Atomic warheads make excellent reactor fuel; decommissioned warheads (containing greatly
enriched uranium or plutonium) currently provide about 15 per cent of world nuclear fuel
(19). Increased demand for reactor fuel would divert such warheads away from potential
terrorists. Nuclear build is closely monitored by the IAEA, which polices anti-proliferation
treaties.

NUCLEAR POWER DOES NOT CAUSE PROLIFERATION


Freeman 07 (Marsha, Debunking the Myths About Nuclear Energy, Feb. 2, 2007,
http://www.larouchepub.com/other/2007/3405_nuclear_myths.html)

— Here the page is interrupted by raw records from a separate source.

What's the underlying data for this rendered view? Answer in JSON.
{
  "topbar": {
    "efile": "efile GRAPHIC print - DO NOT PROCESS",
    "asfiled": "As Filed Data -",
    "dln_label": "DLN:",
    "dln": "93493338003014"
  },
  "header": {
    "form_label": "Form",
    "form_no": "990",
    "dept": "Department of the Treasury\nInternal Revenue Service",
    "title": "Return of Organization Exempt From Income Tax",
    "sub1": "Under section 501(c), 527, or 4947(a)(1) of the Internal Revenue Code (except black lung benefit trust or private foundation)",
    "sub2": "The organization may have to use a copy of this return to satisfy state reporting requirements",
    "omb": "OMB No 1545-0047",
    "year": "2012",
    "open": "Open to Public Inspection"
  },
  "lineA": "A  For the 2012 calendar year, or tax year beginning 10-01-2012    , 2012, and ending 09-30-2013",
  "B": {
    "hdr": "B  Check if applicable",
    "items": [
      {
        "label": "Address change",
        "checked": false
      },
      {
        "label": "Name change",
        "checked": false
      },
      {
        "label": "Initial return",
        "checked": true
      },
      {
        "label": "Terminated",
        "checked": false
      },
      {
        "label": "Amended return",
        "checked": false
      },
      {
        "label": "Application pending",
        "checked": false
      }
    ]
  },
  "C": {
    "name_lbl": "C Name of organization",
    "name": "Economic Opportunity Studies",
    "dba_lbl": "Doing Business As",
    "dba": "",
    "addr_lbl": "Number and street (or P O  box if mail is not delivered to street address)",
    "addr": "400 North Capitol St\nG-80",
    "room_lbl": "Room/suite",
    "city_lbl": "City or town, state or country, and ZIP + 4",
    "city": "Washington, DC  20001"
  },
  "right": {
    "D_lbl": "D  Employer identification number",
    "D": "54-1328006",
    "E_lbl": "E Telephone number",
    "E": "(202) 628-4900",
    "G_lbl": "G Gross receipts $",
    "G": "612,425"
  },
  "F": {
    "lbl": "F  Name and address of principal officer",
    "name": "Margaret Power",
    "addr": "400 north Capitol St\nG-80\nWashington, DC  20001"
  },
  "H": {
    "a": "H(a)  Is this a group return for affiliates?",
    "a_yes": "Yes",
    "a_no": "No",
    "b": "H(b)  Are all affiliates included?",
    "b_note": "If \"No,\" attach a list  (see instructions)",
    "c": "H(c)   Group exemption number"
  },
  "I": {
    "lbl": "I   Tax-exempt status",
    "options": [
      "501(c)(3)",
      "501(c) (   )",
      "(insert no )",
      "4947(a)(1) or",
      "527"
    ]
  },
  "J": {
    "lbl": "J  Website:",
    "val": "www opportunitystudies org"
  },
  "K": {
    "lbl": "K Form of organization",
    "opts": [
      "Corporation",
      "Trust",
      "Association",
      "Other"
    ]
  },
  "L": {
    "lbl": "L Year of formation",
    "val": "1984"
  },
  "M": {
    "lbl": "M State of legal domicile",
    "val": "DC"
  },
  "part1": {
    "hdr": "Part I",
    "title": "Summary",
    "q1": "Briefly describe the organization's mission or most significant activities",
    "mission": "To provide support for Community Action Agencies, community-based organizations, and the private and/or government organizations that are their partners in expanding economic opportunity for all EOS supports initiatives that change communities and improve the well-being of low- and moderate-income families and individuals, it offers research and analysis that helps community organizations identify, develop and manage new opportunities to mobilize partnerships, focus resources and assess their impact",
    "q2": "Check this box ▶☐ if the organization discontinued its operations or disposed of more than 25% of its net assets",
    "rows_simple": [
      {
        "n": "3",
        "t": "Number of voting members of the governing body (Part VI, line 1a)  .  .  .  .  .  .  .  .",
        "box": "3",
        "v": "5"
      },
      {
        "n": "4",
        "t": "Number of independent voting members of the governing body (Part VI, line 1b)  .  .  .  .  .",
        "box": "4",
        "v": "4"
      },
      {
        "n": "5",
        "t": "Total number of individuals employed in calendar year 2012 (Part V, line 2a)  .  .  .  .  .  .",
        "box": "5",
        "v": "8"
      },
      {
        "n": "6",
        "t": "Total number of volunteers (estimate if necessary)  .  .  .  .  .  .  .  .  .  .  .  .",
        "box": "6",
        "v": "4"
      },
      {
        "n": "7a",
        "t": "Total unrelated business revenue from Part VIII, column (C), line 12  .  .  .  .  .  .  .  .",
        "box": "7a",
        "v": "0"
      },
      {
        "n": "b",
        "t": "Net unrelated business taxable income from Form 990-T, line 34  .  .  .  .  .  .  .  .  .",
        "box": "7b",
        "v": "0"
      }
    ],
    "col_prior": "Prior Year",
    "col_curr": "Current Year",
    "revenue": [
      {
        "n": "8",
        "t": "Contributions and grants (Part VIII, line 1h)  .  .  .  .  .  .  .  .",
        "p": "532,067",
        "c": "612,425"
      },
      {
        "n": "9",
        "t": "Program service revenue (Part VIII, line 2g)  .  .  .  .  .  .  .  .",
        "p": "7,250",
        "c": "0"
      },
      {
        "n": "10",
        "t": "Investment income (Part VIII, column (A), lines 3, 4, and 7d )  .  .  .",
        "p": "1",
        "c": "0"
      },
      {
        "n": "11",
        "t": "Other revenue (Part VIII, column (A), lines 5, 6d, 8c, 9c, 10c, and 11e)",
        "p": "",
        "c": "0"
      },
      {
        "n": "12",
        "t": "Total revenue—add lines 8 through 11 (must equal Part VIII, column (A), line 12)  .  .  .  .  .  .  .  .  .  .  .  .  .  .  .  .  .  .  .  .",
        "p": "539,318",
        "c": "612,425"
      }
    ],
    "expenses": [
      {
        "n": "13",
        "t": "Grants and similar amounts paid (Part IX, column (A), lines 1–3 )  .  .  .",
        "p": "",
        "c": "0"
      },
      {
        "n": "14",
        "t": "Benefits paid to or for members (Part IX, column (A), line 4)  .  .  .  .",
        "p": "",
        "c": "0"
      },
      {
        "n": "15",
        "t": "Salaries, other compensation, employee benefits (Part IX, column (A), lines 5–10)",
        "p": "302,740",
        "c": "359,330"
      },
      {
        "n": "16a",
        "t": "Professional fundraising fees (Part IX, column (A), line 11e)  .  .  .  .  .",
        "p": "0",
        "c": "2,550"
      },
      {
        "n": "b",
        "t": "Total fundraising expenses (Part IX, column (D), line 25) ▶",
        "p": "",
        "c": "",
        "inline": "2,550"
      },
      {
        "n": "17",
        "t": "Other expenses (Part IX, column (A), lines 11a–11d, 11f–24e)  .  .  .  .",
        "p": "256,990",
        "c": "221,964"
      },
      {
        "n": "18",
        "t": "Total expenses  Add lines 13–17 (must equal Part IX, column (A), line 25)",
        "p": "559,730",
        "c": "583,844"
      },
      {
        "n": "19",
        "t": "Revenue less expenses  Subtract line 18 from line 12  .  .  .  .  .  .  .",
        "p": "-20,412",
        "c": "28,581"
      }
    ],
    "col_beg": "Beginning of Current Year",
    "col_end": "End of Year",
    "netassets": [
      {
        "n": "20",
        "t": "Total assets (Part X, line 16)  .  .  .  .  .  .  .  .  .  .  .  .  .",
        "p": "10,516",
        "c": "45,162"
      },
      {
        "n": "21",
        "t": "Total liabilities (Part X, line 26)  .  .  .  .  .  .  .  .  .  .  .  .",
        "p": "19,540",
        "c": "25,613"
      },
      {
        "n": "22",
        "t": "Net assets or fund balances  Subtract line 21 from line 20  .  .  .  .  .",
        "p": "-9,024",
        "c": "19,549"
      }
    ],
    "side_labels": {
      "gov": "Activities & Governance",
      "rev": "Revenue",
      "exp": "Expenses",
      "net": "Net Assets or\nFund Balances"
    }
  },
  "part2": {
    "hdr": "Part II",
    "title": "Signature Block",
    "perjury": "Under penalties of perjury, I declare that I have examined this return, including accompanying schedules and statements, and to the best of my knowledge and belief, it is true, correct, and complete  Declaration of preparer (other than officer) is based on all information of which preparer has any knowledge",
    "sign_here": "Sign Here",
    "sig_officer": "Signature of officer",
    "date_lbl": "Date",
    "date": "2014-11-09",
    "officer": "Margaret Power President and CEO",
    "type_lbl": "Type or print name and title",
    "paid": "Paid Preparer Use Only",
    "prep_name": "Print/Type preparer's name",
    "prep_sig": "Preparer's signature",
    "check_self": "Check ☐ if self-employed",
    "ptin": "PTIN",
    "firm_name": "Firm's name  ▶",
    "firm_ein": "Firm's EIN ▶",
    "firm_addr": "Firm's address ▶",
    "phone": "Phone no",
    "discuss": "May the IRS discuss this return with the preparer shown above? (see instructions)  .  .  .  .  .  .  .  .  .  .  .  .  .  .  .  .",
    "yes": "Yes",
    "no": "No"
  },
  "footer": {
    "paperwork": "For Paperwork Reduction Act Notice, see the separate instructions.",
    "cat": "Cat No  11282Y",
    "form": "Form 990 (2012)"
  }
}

Q: But if the United States goes ahead now with reprocessing, doesn't making this technology available increase the
risk that other nations will develop nuclear weapons? A: No nation has ever developed a nuclear
weapon from a civilian nuclear power plant. If a nation has the intention to develop nuclear
weapons, it must obtain the specific technology to do so. Israel is an example of a nation that has no
civilian nuclear power plants, but has developed nuclear weapons. The nonproliferation argument—that
controlling technology will reduce the risk of weapons proliferation—is an historically
demonstrable false one. Nations make decisions based on their security and military
requirements, not on which technologies are available.